HomeNewsAnalysisMexico Media Pact Marks PR Battle in Drug War

Mexico Media Pact Marks PR Battle in Drug War


After Mexico’s biggest media organizations agreed last week to follow guidelines for reporting on organized crime, InSight explores why the press has become a key battleground for how the country’s drug conflict plays out.

Signatories to the plan agreed to follow ten measures, including not publishing information that could jeopardize the security forces, and protecting journalists from violence.

But perhaps the most interesting point was a resolution not to report on “propaganda” from organized criminal groups.

According to the agreement, journalists should “Ignore and discard information given out by criminal groups for propaganda purposes,” and avoid turning criminals into heroes or victims, as this helps them build support with the population. The accord also asked the press to establish guidelines on publishing violent images, in order to avoid being used as “inadvertent spokespeople” by the cartels.

This is significant because it shows how far the Mexican press has been dragged into the conflict, not only as an observer of events but as a key weapon used by the criminal groups. The pact has come about because the country’s drug-trafficking organizations (DTOs) have in the last five years become increasingly sophisticated media operators, intent on manipulating public opinion in Mexico through widely disseminated propaganda campaigns.

This includes narco-banners hung around cities, narco-videos posted to the Internet, and even narco-flyers distributed on the streets or left beside the mutilated bodies of victims. The DTOs use these high-impact, often dramatic communication methods to threaten opponents, announce new policies, and, most importantly, to seek grassroots support.

A DTO that is capable of successfully manipulating its image may win the backing of the local population, gaining it the space needed to work, with less interference from the authorities. A case in point is the Familia Michoacana, which has promoted itself as a religious vigilante group working in the interests of the people of Michoacan state. Curiously, the bloodthirsty group has often claimed to be on the government’s side in the battle against other drug cartels such as the Zetas. It recently used narco-banners to rebrand itself as the “Knights Templar,” promising to keep order, prevent crime, and continue its “altruistic work.”

Part of this image-building strategy by Mexico’s cartels involves getting the media, via threats and bribery, to report on the conflict in the way the cartels want. The resulting intimidation and violence has seen 66 journalists murdered in Mexico in the five years until January, according to the Mexican National Commission on Human Rights (Comision Nacional de Derechos Humanos – CNDH).
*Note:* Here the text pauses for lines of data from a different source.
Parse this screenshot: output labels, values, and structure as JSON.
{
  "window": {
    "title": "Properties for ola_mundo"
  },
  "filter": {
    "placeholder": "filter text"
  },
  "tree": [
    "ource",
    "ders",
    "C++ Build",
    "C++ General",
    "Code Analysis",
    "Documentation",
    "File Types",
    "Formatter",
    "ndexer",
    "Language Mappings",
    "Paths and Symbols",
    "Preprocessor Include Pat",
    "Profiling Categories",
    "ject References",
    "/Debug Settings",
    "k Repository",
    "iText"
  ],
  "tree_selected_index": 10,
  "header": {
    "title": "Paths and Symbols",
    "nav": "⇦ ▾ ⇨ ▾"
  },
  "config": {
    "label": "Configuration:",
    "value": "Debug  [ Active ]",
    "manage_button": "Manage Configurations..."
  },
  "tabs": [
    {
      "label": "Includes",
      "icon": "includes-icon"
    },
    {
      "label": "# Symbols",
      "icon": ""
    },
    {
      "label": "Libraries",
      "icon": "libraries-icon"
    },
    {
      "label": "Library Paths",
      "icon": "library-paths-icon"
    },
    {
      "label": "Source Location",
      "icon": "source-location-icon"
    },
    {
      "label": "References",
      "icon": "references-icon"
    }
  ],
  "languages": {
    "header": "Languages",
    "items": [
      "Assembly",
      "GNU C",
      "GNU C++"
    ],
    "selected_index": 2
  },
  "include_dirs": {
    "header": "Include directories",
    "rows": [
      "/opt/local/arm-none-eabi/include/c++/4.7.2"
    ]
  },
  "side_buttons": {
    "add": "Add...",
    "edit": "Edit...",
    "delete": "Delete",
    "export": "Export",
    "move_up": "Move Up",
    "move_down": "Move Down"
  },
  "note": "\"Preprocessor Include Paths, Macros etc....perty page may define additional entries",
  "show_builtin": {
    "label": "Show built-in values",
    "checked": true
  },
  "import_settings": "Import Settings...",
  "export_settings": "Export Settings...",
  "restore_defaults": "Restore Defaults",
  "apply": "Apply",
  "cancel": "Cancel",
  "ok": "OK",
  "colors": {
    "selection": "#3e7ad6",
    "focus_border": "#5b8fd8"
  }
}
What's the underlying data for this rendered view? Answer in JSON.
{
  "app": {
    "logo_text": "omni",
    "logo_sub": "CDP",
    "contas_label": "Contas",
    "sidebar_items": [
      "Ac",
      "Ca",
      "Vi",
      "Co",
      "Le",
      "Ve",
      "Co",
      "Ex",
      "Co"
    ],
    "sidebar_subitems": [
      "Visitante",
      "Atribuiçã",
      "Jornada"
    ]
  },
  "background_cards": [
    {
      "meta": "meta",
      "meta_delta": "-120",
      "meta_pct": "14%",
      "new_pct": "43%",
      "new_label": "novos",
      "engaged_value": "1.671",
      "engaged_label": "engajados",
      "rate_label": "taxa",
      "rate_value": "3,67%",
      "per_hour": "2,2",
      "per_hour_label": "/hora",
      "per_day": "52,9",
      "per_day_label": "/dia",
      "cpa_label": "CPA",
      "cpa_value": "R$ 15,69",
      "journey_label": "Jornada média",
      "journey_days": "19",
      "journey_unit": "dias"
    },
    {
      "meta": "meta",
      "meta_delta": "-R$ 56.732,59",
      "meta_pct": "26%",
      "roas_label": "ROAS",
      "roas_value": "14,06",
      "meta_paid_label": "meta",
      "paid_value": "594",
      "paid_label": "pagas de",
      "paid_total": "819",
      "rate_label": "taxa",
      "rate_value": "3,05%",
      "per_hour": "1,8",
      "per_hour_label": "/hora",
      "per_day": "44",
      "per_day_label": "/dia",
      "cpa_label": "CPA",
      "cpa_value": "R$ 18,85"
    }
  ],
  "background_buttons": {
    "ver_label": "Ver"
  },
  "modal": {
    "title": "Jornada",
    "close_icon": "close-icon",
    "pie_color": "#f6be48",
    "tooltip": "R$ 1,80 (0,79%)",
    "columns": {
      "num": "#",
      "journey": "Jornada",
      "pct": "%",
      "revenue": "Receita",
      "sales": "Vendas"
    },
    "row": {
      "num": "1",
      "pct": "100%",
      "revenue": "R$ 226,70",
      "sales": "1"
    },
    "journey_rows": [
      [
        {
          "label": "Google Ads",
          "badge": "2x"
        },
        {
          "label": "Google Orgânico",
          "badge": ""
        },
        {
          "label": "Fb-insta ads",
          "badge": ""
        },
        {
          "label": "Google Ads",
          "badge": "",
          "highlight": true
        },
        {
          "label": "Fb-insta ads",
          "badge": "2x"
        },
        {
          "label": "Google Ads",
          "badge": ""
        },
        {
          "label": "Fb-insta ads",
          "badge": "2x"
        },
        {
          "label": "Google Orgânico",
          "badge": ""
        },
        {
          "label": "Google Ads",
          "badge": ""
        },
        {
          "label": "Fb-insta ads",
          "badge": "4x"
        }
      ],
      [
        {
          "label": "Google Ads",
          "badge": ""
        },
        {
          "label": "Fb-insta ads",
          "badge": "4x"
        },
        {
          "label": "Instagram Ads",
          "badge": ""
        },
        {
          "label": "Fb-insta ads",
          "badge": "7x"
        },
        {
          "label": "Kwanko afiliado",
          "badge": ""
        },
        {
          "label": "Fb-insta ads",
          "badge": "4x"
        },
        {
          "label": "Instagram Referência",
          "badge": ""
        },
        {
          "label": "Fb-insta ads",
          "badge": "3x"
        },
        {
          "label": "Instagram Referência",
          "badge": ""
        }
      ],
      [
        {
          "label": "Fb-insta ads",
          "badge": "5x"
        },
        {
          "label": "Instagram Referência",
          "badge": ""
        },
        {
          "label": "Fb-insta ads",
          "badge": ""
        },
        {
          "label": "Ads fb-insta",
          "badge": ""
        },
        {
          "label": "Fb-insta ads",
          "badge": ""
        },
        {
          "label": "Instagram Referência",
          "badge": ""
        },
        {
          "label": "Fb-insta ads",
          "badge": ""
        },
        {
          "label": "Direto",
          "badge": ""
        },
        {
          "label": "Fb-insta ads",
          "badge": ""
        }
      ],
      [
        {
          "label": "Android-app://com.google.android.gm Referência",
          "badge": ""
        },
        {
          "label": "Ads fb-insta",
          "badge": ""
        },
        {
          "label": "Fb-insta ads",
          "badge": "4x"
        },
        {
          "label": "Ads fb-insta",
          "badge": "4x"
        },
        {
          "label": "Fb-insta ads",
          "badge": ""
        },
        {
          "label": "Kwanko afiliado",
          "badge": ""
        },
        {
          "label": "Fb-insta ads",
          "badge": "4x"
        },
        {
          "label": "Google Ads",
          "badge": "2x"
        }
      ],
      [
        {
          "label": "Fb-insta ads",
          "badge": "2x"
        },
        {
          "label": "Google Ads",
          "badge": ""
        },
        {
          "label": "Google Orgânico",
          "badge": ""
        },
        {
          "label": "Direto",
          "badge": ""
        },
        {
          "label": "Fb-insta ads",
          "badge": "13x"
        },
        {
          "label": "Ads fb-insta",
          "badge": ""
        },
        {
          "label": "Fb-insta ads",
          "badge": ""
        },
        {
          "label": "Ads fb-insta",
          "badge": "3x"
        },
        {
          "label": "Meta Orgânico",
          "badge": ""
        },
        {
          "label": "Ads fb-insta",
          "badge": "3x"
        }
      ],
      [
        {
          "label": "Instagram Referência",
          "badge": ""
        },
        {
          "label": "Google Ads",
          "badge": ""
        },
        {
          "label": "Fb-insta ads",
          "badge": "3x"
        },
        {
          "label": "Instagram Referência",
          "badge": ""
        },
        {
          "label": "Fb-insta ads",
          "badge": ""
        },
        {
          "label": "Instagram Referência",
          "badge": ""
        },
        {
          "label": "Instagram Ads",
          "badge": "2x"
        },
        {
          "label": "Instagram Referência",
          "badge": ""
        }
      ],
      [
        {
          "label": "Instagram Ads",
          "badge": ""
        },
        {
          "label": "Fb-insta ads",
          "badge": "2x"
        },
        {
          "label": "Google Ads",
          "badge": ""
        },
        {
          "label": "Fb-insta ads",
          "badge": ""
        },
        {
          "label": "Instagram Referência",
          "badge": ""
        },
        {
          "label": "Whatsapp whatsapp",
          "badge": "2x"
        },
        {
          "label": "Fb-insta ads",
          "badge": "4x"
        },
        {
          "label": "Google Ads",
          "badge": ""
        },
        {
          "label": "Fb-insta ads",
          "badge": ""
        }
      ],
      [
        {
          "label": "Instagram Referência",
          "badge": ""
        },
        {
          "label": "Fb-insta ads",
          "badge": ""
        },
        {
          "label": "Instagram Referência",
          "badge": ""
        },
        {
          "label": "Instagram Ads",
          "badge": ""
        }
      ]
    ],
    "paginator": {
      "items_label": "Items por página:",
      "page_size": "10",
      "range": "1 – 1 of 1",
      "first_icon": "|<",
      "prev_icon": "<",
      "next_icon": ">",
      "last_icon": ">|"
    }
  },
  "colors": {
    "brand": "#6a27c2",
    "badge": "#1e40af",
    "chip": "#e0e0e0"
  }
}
Some reports warn that, as well as co-opting police officers, the cartels have journalists in their pay who inform them on what is happening within the newsrooms, and work to publicize stories the gangs want and suppress those they don’t.

There were also reports last year that newspapers in Ciudad Victoria, in the contested border state of Tamaulipas, are intimidated into regularly running stories based on press releases from the Zetas.

In September 2010, newspaper El Diario de Juarez made explicit the dilemma facing the media, with an editorial addressed to “the different organizations” battling for control of Ciudad Juarez. Under the headline “What do you want from us?,” the piece called on the cartels to make clear what the newspaper could do to avoid more deaths, after the murder of two of its employees.

Hillary Clinton was criticized from many sides, and particularly by the Mexican government, when she said last year that Mexican drug traffickers were morphing into an insurgency. But the importance of public image to these groups, and their efforts to control the media, suggest that their actions are taking on a more political slant. Even though the cartels lack ideological objectives, the need to control public discourse in order to get more power and space to operate drives them to pursue quasi-political goals.

The new agreement is an attempt by Mexico’s media establishment, backed by the government, to fight back against this by limiting coverage of the cartel’s communications.

In a move that foreshadowed the media agreement, earlier this month Juarez Mayor Hector Murguia Lardizabal asked news outlets not to report on narco-banners that threatened new security chief Julian Leyzaola Perez. According to the mayor’s arguments, the media shouldn’t give a forum to criminals seeking publicity, in order to “show once and for all that we are free of fear.”

Despite criticism following the announcement of the pact, with claims that the Mexican media are agreeing to self censorship, the new agreement will not stop news on the drug war from getting into the public domain. Mexico’s DTOs have made new media their own – distributing press releases to blogs, uploading “narco” ballads and posting videos on YouTube. Even if the traditional media take a step back, anonymous sites like Blog del Narco are moving in to supply raw coverage of every bloody twist and turn of the conflict, posting uncensored videos and photos of the violence and statements from the cartels.

The public relations battle could have longer lasting consequences for the media, though, even if it doesn’t stop Mexicans hearing the latest news from the frontlines of the conflict. The Senate is reportedly considering moving to make the agreement into law, making it a crime to break the guidelines on reporting on organized crime.

As the founders of Blog del Narco explain on the site, “The media and the government continue to say that nothing is happening in the country; we will continue with our work.”